Visualizing Locations on an Interactive Map
To better understand the spatial patterns of these amenities, we use Folium to create an interactive map centered around the median latitude and longitude of the points we gathered.
import folium
# Create a map
m = folium.Map(location=[ df.Latitude.median(),df.Longitude.median()], zoom_start=12)
# Add markers for each store to the map
for index, row in df.iterrows():
folium.Marker(
location=[row['Latitude'], row['Longitude']],
popup=row['Name'], # Display the store name in the popup
tooltip=row['Address'], # Display address on hover
).add_to(m)
# Display the map
m
Each marker on the map represents either a grocery store, convenience store, or school. Hovering over a marker reveals the address, while clicking pops up the name of the establishment. This visualization makes it easy to spot clustering patterns and coverage gaps in the city.
Enhancing Address Accuracy with Reverse Geocoding
Some of the original data from OpenStreetMap may be incomplete or missing address details. To improve the quality of our dataset, we use Nominatim’s reverse geocoding API to retrieve a formatted address for each set of coordinates.
from time import sleep
# Function for reverse geocoding
def reverse_geocode(lat, lon):
url = "https://nominatim.openstreetmap.org/reverse"
params = {
'format': 'jsonv2',
'lat': lat,
'lon': lon,
'addressdetails': 1
}
headers = {
'User-Agent': 'Mozilla/5.0 (compatible; example script)'
}
try:
response = requests.get(url, params=params, headers=headers)
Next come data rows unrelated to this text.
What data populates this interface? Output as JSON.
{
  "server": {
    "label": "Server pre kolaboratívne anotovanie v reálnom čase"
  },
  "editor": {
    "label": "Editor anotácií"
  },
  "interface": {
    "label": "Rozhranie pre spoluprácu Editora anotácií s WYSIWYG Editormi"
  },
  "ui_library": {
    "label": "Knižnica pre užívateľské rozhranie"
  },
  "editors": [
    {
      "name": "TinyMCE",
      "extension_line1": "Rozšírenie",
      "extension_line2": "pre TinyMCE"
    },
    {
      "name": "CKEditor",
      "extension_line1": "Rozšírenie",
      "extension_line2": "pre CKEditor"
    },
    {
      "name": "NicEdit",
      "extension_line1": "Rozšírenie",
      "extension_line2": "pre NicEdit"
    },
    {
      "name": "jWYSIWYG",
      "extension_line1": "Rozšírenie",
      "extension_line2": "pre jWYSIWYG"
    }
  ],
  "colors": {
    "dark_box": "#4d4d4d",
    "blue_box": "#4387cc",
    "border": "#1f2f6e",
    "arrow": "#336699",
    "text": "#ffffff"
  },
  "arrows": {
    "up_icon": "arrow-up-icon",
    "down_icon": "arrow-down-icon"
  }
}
if response.status_code == 200:
data = response.json()
return data.get('display_name', 'Not found')
else:
return f"Error {response.status_code}"
except Exception as e:
return str(e)
# Loop through rows and apply reverse geocoding
addresses = []
for i, row in df.iterrows():
addr = reverse_geocode(row['Latitude'], row['Longitude'])
addresses.append(addr)
print(f"Row {i}: {addr}")
#sleep(1) # Nominatim rate limit: 1 request per second
# Add the addresses to the DataFrame
df['New_Address'] = addresses
# Display the updated DataFrame
df
Reverse geocoding refines our dataset by filling in detailed, standardized address information, improving the reliability of our mapping and any downstream analysis.
Conclusion
This geospatial workflow shows how to leverage open data sources and Python tools for spatial analysis and visualization. We efficiently queried locations of interest in Boise, mapped them interactively, and enriched our data with high-quality address information.
This method can easily be extended to other cities, expanded to other types of amenities, or enhanced with clustering and proximity analysis for deeper urban insights. Geospatial analysis like this is a powerful approach for researchers, planners, and businesses who want to understand the layout and accessibility of services within a community.